As a writer, you have to learn to live on the crumbs of positive rejections: those letters you get from editors and agents that say, “I found much to admire,” or “you’re a good writer,” and end with, “but I’ve decided to pass,” or “I didn’t connect with the material as much as I had hoped.”
The crumbs don’t make a full meal, but they give you enough sustenance to keep going, keep trying, keep writing.
For years I lived on encouraging rejections, first while submitting short stories to literary magazines and later while querying agents. Simply getting a manuscript request from an agent was like receiving a hearty slice of fortitude, and a rejection letter like the one I received a month ago (see below) could keep my ego boosted for weeks:
Thanks so much for sending me [NAME OF NOVEL]. I really loved this concept and think you are a wonderful writer. I’m going to regretfully pass because I ended up wanting more complexity from both the plot and the characters, but I am very glad you sent this to me and am grateful for the chance to have read it.
In 2014, I finally got a big, fat yes. A top-notch agent at a prestigious agency wanted to represent me. I felt like I had taken a huge step forward in my writing career, and for a brief moment, my ego was sated.
But, after more than six months of working with him on readying my novel for submission to New York editors, my agent decided (without giving me advanced warning) to quit his job. This meant I no longer had an agent.
He gave me a list of other agents and told me to query them. “Say you’re coming at my recommendation,” he suggested. (Because nothing works better in this business than name-dropping.)
But, with the exception of one, I never heard back from any of the people on his list. (And that one agent, after requesting my full manuscript in September, has not gotten back to me, and I’ve sent her two follow-up emails and checked my spam folder religiously.)
It’s frustrating. It’s frustrating to feel like I’ve taken a step backwards and now I can’t manage to scramble up to the agented place I was standing not too long ago. I had an agent who thought my work was ready to be published. So why am I having such a hard time finding a new agent?
My friend Jeni says querying is for the birds and the best way to get a new agent is to meet one in person. So I’m thinking about going to Grubb Street’s Muse Conference in Boston at the end of April to hob-nob with industry professionals. But until then, I figured, I’d query.
So I researched agents and queried and got a few manuscript requests.
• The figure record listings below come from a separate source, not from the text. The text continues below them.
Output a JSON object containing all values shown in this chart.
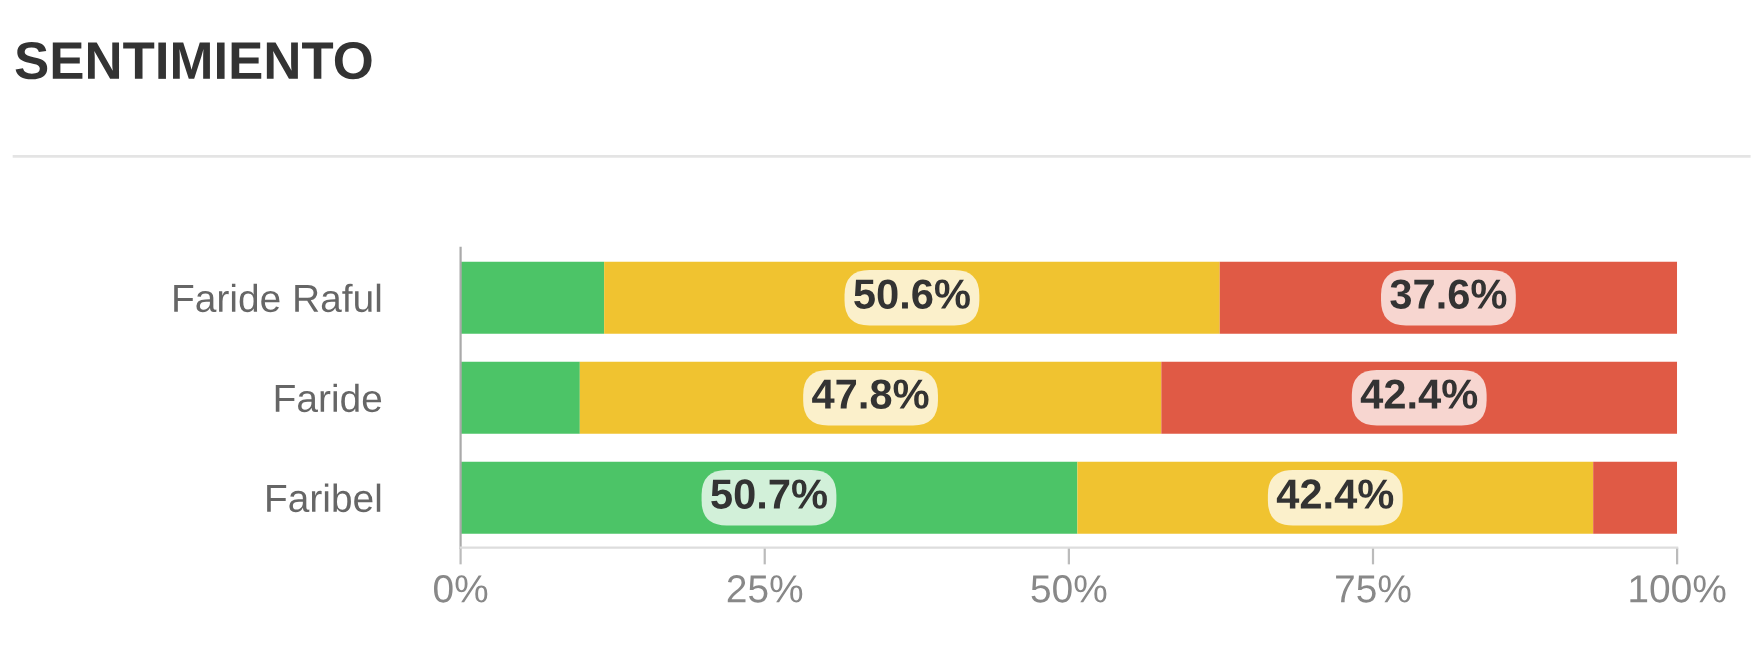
{
  "chart_data": {
    "type": "bar",
    "title": "SENTIMIENTO",
    "orientation": "horizontal",
    "stacked": true,
    "categories": [
      "Faride Raful",
      "Faride",
      "Faribel"
    ],
    "series": [
      {
        "color": "#4cc467",
        "values": [
          11.8,
          9.8,
          50.7
        ],
        "value_labels": [
          null,
          null,
          "50.7%"
        ]
      },
      {
        "color": "#f0c330",
        "values": [
          50.6,
          47.8,
          42.4
        ],
        "value_labels": [
          "50.6%",
          "47.8%",
          "42.4%"
        ]
      },
      {
        "color": "#e05a45",
        "values": [
          37.6,
          42.4,
          6.9
        ],
        "value_labels": [
          "37.6%",
          "42.4%",
          null
        ]
      }
    ],
    "xlim": [
      0,
      100
    ],
    "xticks": [
      {
        "value": 0,
        "label": "0%"
      },
      {
        "value": 25,
        "label": "25%"
      },
      {
        "value": 50,
        "label": "50%"
      },
      {
        "value": 75,
        "label": "75%"
      },
      {
        "value": 100,
        "label": "100%"
      }
    ],
    "grid": false,
    "legend": false
  }
}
The requests didn’t satiate me this time, though. I knew better than to get my hopes up, and sure enough, soon I started receiving rejections, like this one I got just the other day:
Thank you for your patience while we considered your work. In the end, while there was much to be admired, we did not fall in love with the overall execution in a way we need to take on a project, especially given this is such a difficult time for fiction.
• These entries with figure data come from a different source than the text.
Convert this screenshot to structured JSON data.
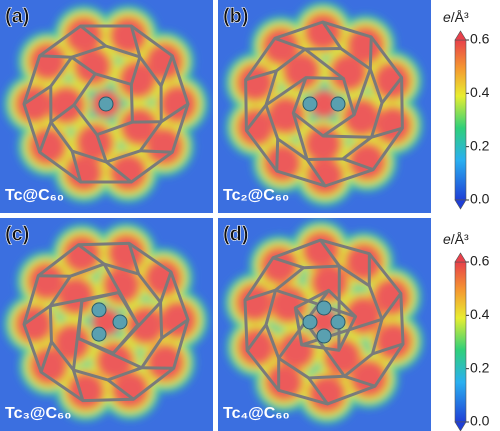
{
  "panels": [
    {
      "tag": "(a)",
      "label": "Tc@C₆₀"
    },
    {
      "tag": "(b)",
      "label": "Tc₂@C₆₀"
    },
    {
      "tag": "(c)",
      "label": "Tc₃@C₆₀"
    },
    {
      "tag": "(d)",
      "label": "Tc₄@C₆₀"
    }
  ],
  "colorbars": [
    {
      "label_symbol": "e",
      "label_unit": "/Å³",
      "range": [
        0,
        0.6
      ],
      "ticks": [
        {
          "value": 0,
          "label": "0.0"
        },
        {
          "value": 0.2,
          "label": "0.2"
        },
        {
          "value": 0.4,
          "label": "0.4"
        },
        {
          "value": 0.6,
          "label": "0.6"
        }
      ]
    },
    {
      "label_symbol": "e",
      "label_unit": "/Å³",
      "range": [
        0,
        0.6
      ],
      "ticks": [
        {
          "value": 0,
          "label": "0.0"
        },
        {
          "value": 0.2,
          "label": "0.2"
        },
        {
          "value": 0.4,
          "label": "0.4"
        },
        {
          "value": 0.6,
          "label": "0.6"
        }
      ]
    }
  ]
}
For what it’s worth to know, we think you have talent, and would consider other works from you in the future. With that said, the problem with this ms was that while not bad, and definitely better than most we see– retellings are VERY difficult to sell unless they are absolutely riveting. This one lacks a certain degree of depth and suspense/tension, even for a MG. It’s a breezy and interesting read, but in the end we don’t think it’s strong enough all things considered, again, since it is a retelling.
I am sorry not to be writing with better news, but this business is so subjective, and another agent might very well feel differently. You deserve an agent with whom your work really resonates, and I’m just sorry that wasn’t us. I sincerely wish you luck on this journey and thank you all the same for reaching out.
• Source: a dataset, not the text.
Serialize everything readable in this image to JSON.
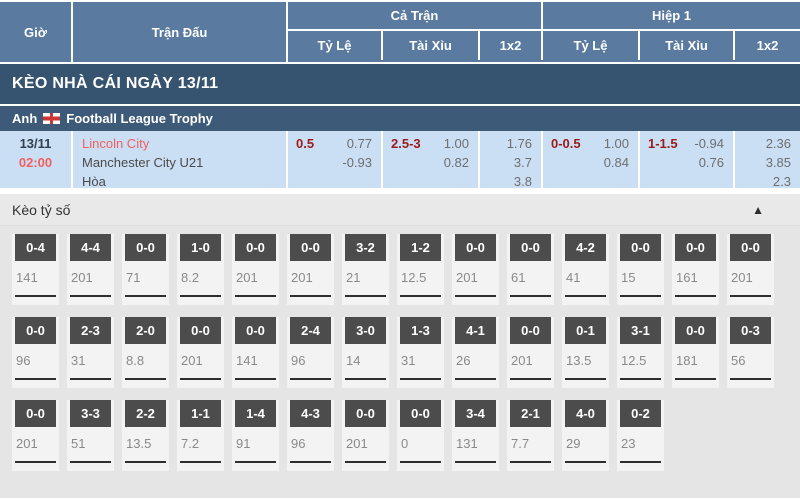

I tried to pick out the positive crumbs from the letter: much to be admired, you have talent, interesting read. But they weren’t satisfying me the way they used to.
So then I considered the reasons it was rejected: lack of depth and suspense, simply not strong enough. I thought back to the other positive rejection letter I’d gotten recently. Lacking complexity, the agent had said.
I don’t think it’s wise to ignore these criticisms. This is a very difficult time to sell books, and chances are, I’m not going to be successful unless my book is something incredible. Because that’s what these agents seem to be saying to me: “hey, not bad, but I need it to knock my socks off, and it didn’t.”
Heck, I don’t want to write a book that’s only decent. I want to write a book that is complex and exciting and so completely riveting that it will totally wow these agents who look at hundreds of queries a day.
On the one hand, it’s depressing. Here I thought I was ready to be published, but maybe I’m not there yet. My ego is starved, and I’ve been doing the Charlie Brown shuffle for the past few days.
On the other hand, this latest rejection is, perhaps, a much-needed wake-up call. It made me realize that I have to do better. As much as my ego would like to be showered with praise, maybe my books just aren’t good enough yet. Maybe I need to consider a major revision. Or write something new that is more complex and suspenseful. I’m a good writer and I’ve got talent – so there’s no reason for me to quit! But there’s also no reason for me to think I can’t do better.
What I’m saying is, encouraging rejections are a good way to boost your ego and give you gumption when that’s what you need, but sometimes you have to consider why your work got rejected, and what you can do to improve.
Hemingway said that he wrote better when his stomach was growling. Maybe it’s time for me to stop filling up on the crumbs of these positive rejections and work for a while with an ego that is humble and hungry.